Frenkel had grown up in Kolomna – only 70 miles from Moscow, but well into the provinces – and had not attended a special mathematics school (as did, for example, Vadim Delone at FizMat #2), nor had an opportunity to participate in the mathematical study circles that were widespread in the larger soviet cities.  He did have the help of a local mathematician, Evgeny Petrov, a professor at a teacher training college in Kolomna.   Frenkel was very fortunate to have such help.   I recall my envy on learning on the first day of lectures in my first year at university that some of my fellow students, who had grown up near to the university, had been meeting our professors for years previously for after-school mentoring and coaching. (On the other hand, even the brightest of my fellow students so mentored ended up winning no Fields Medal, nor even becoming a mathematician.)

Good mathematical undergraduates from Kerosinka and other specialized institutes in Moscow literally scaled the fences at MGU to attend, illegally but often with the encouragement of the teachers, lectures at Mekh-Mat.  Frenkel did this and was again fortunate in being befriended by some very great mentors:  Dmitry Fuchs (now at UC Davis), his student Boris Feigin, and Yakov Khurgin.  Their generous mentoring was unpaid, time-intensive, and often brave, given the society they lived in.   As a result, Frenkel wrote his first research paper in only his second year as an undegraduate, a paper subsequently published in Israel Gelfand’s famous journal, Functional Analysis and Applications.  Gelfand was someone that even my professors, in the 1970s and in faraway Australia, spoke of with awe.
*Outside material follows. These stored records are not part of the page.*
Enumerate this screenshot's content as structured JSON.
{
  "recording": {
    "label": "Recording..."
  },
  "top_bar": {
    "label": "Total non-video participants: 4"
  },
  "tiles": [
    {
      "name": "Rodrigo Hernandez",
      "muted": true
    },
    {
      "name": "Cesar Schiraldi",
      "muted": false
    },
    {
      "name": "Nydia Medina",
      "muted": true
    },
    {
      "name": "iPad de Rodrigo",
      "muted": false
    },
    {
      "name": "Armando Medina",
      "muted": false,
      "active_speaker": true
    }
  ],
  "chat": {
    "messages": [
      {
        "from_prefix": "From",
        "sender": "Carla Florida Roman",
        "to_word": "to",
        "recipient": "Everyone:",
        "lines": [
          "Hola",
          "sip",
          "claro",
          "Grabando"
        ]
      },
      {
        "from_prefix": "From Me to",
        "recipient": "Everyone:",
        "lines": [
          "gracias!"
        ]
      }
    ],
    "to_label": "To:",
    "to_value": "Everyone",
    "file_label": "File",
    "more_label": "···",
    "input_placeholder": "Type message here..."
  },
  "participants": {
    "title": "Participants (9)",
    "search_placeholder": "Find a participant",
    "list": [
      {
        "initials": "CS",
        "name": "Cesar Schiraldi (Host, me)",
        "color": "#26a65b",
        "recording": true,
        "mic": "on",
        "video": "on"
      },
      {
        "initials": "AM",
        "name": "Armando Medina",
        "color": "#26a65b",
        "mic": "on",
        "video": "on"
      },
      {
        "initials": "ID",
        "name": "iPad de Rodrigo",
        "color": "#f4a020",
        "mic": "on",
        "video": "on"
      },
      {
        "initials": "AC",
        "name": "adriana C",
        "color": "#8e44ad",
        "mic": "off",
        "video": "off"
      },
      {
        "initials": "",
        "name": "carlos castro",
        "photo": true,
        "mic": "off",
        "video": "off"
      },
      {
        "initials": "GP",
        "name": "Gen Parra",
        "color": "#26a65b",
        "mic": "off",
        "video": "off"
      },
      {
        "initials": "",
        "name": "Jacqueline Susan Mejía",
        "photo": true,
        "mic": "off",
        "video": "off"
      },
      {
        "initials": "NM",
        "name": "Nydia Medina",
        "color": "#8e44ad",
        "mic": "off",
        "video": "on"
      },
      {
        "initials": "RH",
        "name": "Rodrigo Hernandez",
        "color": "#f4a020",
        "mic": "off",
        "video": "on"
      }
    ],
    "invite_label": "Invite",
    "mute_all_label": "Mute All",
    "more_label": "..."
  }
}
With the opening of perestroika, the Mathematics Department at Harvard University decided to invite some young Soviet mathematicians for research visits, and Frenkel was one of these:  He received his invitation in March 1989, before he had even completed his first degree.  While at Harvard, he had another Russian mentor, Vladimir Drinfeld (now at University of Chicago), and Frenkel completed his PhD there, in 1 year, under the supervision of another Russian, Joseph Bernstein (now at Tel-Aviv).  Frenkel is very generous in his acknowledgement of the support he received from his mentors and from others, and his story warms the heart.  Despite the anti-semitism he experienced, he has prevailed in the end, being now a professor at U-Cal Berkeley (and a film-maker).  Reading his account, I was reminded repeatedly of the ancient spiritual wisdom:  When the disciple is ready, the guru will appear.
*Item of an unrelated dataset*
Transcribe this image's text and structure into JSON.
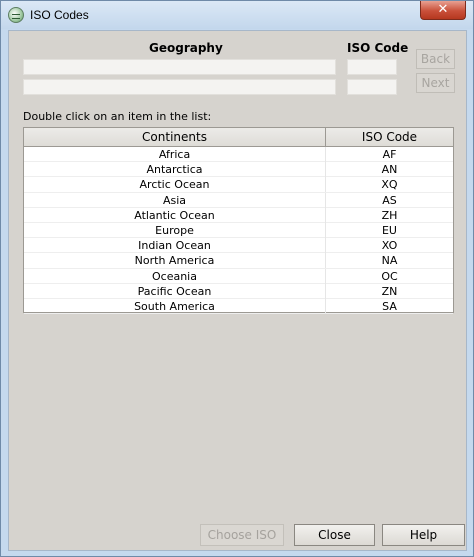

Frenkel interleaves his personal story with an account of his changing research focus along the way, a focus which has mostly followed the powerful thread of the Geometric Langlands Programme.   His writing is fluent, wise and witty, and he manages to convey well the excitement and pure, joyous exhilaration that mathematical thinking can provide.  His writing makes most of the underlying mathematical ideas clear to non-experts.  That said, however, the text has a couple of weaknesses, both minor, although both I found irritating.  No one who does not already know something of category theory would understand it, even at a high level, from the single paragraph devoted to it on page 156.   Another minor criticism is that the text does not always adequately explain the diagrams, or what is being done with them.    But then I have particular views about reasoning over diagrams.

In summary, this is a superb book – wise, generous, witty, and heart-warming – and reading it will enlarge your knowledge of mathematics, of the Langlands Program, and of the power of the human spirit.   Everyone in the pure mathematical universe should read it.

An index to posts on the Matherati is here.

Reference:

Edward Frenkel [2013]:  Love and Math:  The Heart of Hidden Reality. New York, NY:  Basic Books.